On Thursday, hundreds of people marched in Washington State’s capital to protest the police shooting that wounded two young men accused of stealing beer from a local supermarket. The police officer reported that he fired at the two African-American stepbrothers after being assaulted with a skateboard. That night, hundreds of community members in the city of nearly 50,000 residents marched to the City Hall, carrying signs that read “Black Lives Matter” and “Race is a Factor."
But while the events in Olympia may echo those of Ferguson, Mo., and Baltimore, Md., where locals took to the streets following the deaths of young black men at the hands of police, Olympia is missing many of the key elements that sparked violent protests in other parts of the country, such as a history of civil rights abuses.
These circumstances have left some local residents wondering whether their community will address the issue of police misconduct differently than would more-diverse communities in other parts of the country.
“This issue has been invisible here because people of color are less than two percent," says Amy Levison, an Olympia resident who attended the demonstration.
"There is a lot of activism around indigenous stuff and climate change, but this has been an invisible issue, and now people are saying, ‘Now it’s in my backyard,' " she adds.
After the Black Lives Matter movement developed across the country following the death of Michael Brown in Ferguson last August, activists in Olympia have been trying to spark a conversation about police brutality, says community activist Steffany Ann Brown.
“This movement isn’t a new thing because people were already organizing in solidarity with other cities. But people were complacent until it came here," she says. "People haven’t come out in the numbers that they did yesterday until now.”
Community members reported that the protests were mostly peaceful, and young people carried skateboards in solidarity with the men shot. Meanwhile, around 200 people attended an interfaith community meeting at the Temple Beth Hatfiloh, where city council members spent the evening discussing the events.
The city's reaction was also different than in Ferguson: Within 24 hours of the shooting, the City of Olympia created a website devoted to the #OlympiaShooting. The city council also set up a website to inform citizens about upcoming meetings.
"All lives matter," said Olympia Police Chief Ronnie Roberts on Thursday. "It's unfortunate that an officer was involved in a situation where he believed he had to use deadly force. Now, the investigation will determine whether or not that was an appropriate use of force. I won't be able to do that today for you."
One of the men shot was in serious condition on Friday and the other was in stable condition, the Associated Press reported. The officer responsible for the shooting has been put on administrative leave.

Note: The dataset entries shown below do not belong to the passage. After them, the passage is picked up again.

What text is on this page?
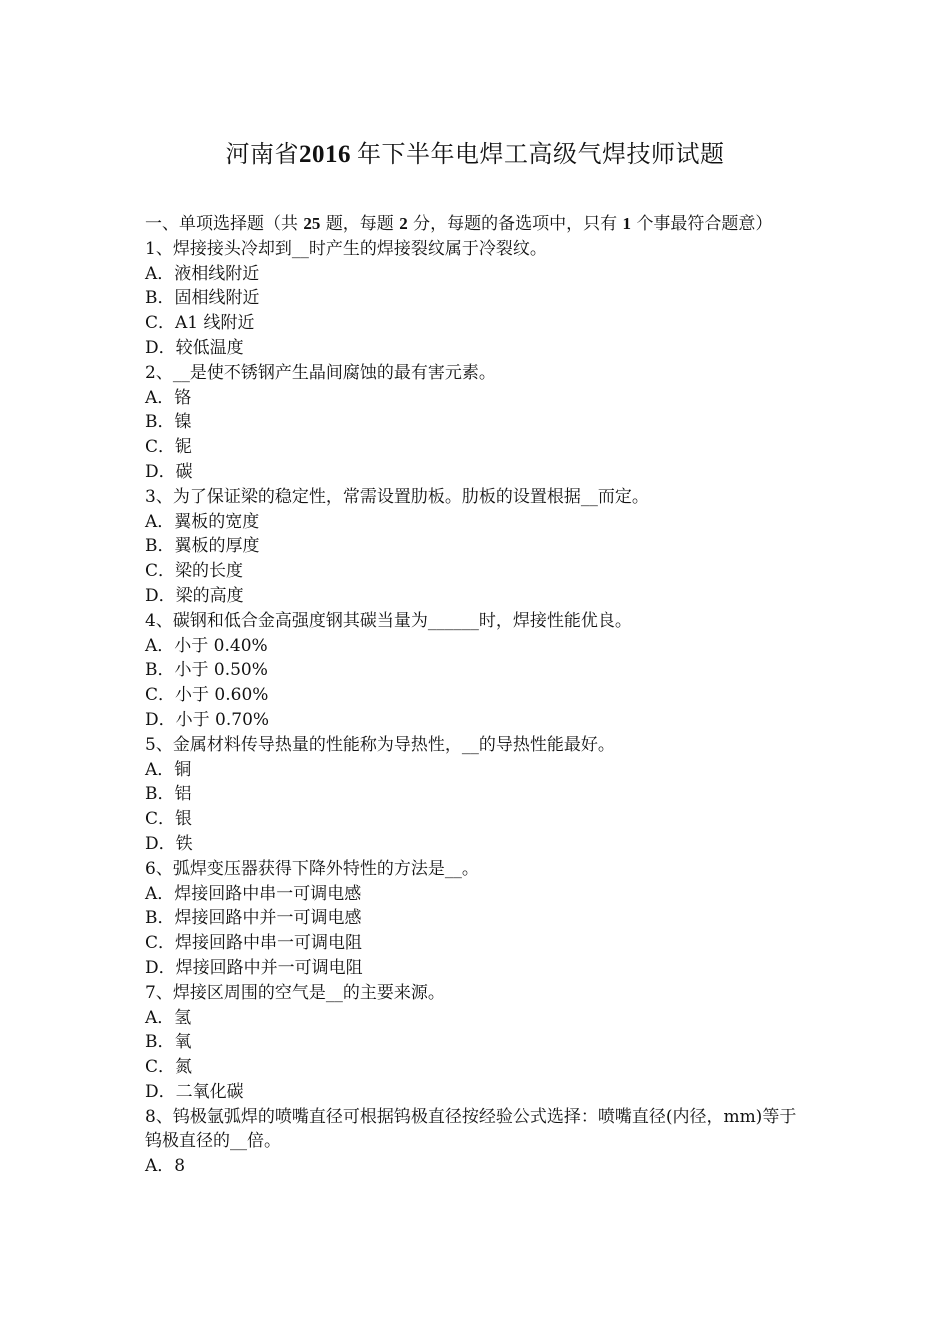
河南省2016 年下半年电焊工高级气焊技师试题

一、单项选择题（共 25 题，每题 2 分，每题的备选项中，只有 1 个事最符合题意）

1、焊接接头冷却到__时产生的焊接裂纹属于冷裂纹。

A．液相线附近

B．固相线附近

C．A1 线附近

D．较低温度

2、__是使不锈钢产生晶间腐蚀的最有害元素。

A．铬

B．镍

C．铌

D．碳

3、为了保证梁的稳定性，常需设置肋板。肋板的设置根据__而定。

A．翼板的宽度

B．翼板的厚度

C．梁的长度

D．梁的高度

4、碳钢和低合金高强度钢其碳当量为______时，焊接性能优良。

A．小于 0.40%

B．小于 0.50%

C．小于 0.60%

D．小于 0.70%

5、金属材料传导热量的性能称为导热性，__的导热性能最好。

A．铜

B．铝

C．银

D．铁

6、弧焊变压器获得下降外特性的方法是__。

A．焊接回路中串一可调电感

B．焊接回路中并一可调电感

C．焊接回路中串一可调电阻

D．焊接回路中并一可调电阻

7、焊接区周围的空气是__的主要来源。

A．氢

B．氧

C．氮

D．二氧化碳

8、钨极氩弧焊的喷嘴直径可根据钨极直径按经验公式选择：喷嘴直径(内径，mm)等于钨极直径的__倍。

A．8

Surveillance video released Friday shows one of the two men leaving with what appears to be a case of beer, which he tosses near a store employee when confronted by her.
Despite the assertion by police officials that the shooting was not racially motivated, some community members said they believe the police reaction would have been different if the two men had been white.
“There is a big contingent of people here who regularly shoplift as an anti-corporate action,” says Ms. Levison.
“This town is imbued with a spirit of anti-corporatism and the punk kids are shoplifting from this supermarket all the time," she says. "That’s the Olympia thing. But as a white person, I’ve had to pick my kids up from the back room of a store. The cops don’t even get called.”
Chief Roberts "is failing to comprehend the factor that race plays in our entire criminal justice system, from the sidewalks to schools to prison,” says Mike Coday, a member of the Olympia organization Cop Watch.
“There is just no reason why two shoplifters carrying skateboards should be shot in the chest,” says Caitlin Eubel, a community activist.